2.2 Sample Preparation

The analytical standard mixture (compounds listed in Supplementary Table S1) was prepared in 90/10 (v/v) water/acetonitrile. The food matrices were prepared using 2 mL or 2 g of matrix in 10 mL acetonitrile. These were rotated at 33 rpm on a roller mixer for 1 h. The samples were centrifuged for 10 min at 3900 rcf at 10°C. The samples were then filtered using 25 mm PVDF, 0.45 μm pore size, Luer Lock syringe filters (Grace, Deerfield, IL, USA). The samples were then diluted 1:1 with water and the analytical standard mixture was spiked into these food matrices at a final concentration of 200, 50, 10, and 1 pg/μL. The analytical standard mixture was also prepared at these concentrations for LC/MS analysis.

2.3 Instrumentation

Two ESI HR-MS instruments were characterized for analytical performance: Q-Exactive Orbitrap (Thermo Fisher Scientific) and MaXis Qq-TOF (Bruker Daltonics, Billerica, MA, USA). The Q-Exactive settings were: 140,000 resolution, 1e6 AGC target, and Maximum IT 60 ms; the settings for the heated electrospray ionization probe (HESI-II) were: 4 kV spray voltage, 50 psi sheath gas, 15 (arbitrary units) auxillary gas, 380ºC capillary temperature, and 300ºC heater temperature. The source settings for the MaXis were 4.5 kV capillary voltage, −0.5 kV end plate offset, 1.6 bar nebulizer pressure, 8 L/min drying gas flow at 200ºC. The data were acquired with a 1.5 Hz acquisition rate under the version 1 calibration mode. The lock mass spray head was utilized for the MaXis using Hexakis(1H,1H,2H-difluoroethoxy)phosphazene (m/z 622; SynQuest Laboratories, Alachua, FL, USA) as the lock mass. Both instruments were run in full-scan, positive ion mode, and the scan range was m/z 100–1200. Both MS instruments were calibrated prior to a sample set; a sample set included all concentrations and technical replicates within a given food matrix (e.g., all yogurt concentration spikes).

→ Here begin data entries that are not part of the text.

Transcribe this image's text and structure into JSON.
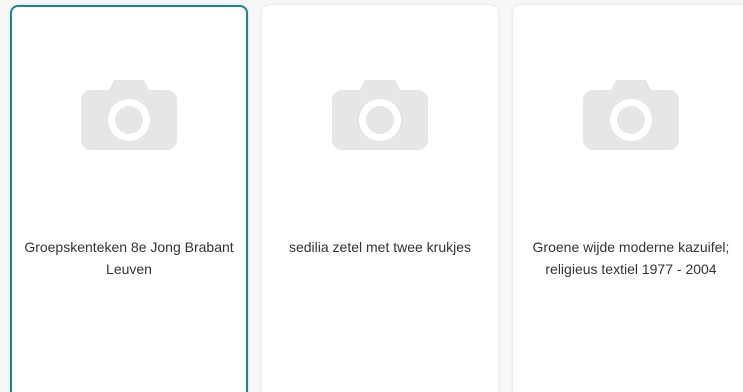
{
  "cards": [
    {
      "title": "Groepskenteken 8e Jong Brabant Leuven",
      "image_icon": "camera-icon",
      "selected": true
    },
    {
      "title": "sedilia zetel met twee krukjes",
      "image_icon": "camera-icon",
      "selected": false
    },
    {
      "title": "Groene wijde moderne kazuifel; religieus textiel 1977 - 2004",
      "image_icon": "camera-icon",
      "selected": false
    }
  ],
  "colors": {
    "selected_border": "#1b8a86",
    "placeholder_icon": "#e6e6e6",
    "text": "#333333"
  }
}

The UHPLC system utilized for both MS instruments was a Shimadzu Nexera (Columbia, MD, USA). Chromatographic separations were performed on a Kinetex C18 2.1 mm × 100 mm, 1.7 μm, 100 Å column (Phenomenex, Torrance, CA, USA). The separation was performed with a column temperature of 60ºC and a flow rate of 400 μL/min using water with 0.1% formic acid (v/v) and acetonitrile with 0.1% formic acid (v/v) with the following gradient: 5 min hold at 95% water, 50 min linear gradient from 95% to 5% water, 5 min equilibration at 95% water. An injection volume of 10 μL of each sample resulted in 10, 100, 500, and 2000 pg of the analytical standard mixture on column. Each prepared sample was injected and analyzed five times for a total of 100 individual data files for both the Orbitrap and Q-TOF. The varying concentrations were randomly analyzed with a blank in between each sample.

2.4 Data Analysis

The experimental m/z values and peak intensities for the A, A + 1, and A + 2 ions were obtained using ToxID (Thermo) and DataAnalysis (Bruker). The settings for ToxID were a 15 s retention time window and a 5 ppm exact mass window for analyte screening. A lock mass calibration was applied to a subset of the Thermo data using RecalOffline (Thermo) using a mass tolerance of ± 5 ppm, searching by intensity, recalibrating per scan, and using Param C. This was performed for the yogurt data set for a side-by-side comparison of the applied lock mass calibration and without recalibration. The m/z value used was 391.28429 (diisooctyl phthalate ion), a background ion that is present for the majority of the chromatographic run [19]. The mass accuracy drift for the Q-TOF instrument was monitored using the lock mass ion, m/z 622.0290. Q-TOF data was then recalibrated using this lock mass, and scripting was utilized in DataAnalysis to plot and integrate the chromatograms of interest for each compound (10 mDa window) and to extract the experimental m/z value and intensity (30 s retention time window) from the centroid compound spectrum. Peak intensities were excluded for the isotopic peak ratios if the monoisotopic peak intensity was less than 100 counts.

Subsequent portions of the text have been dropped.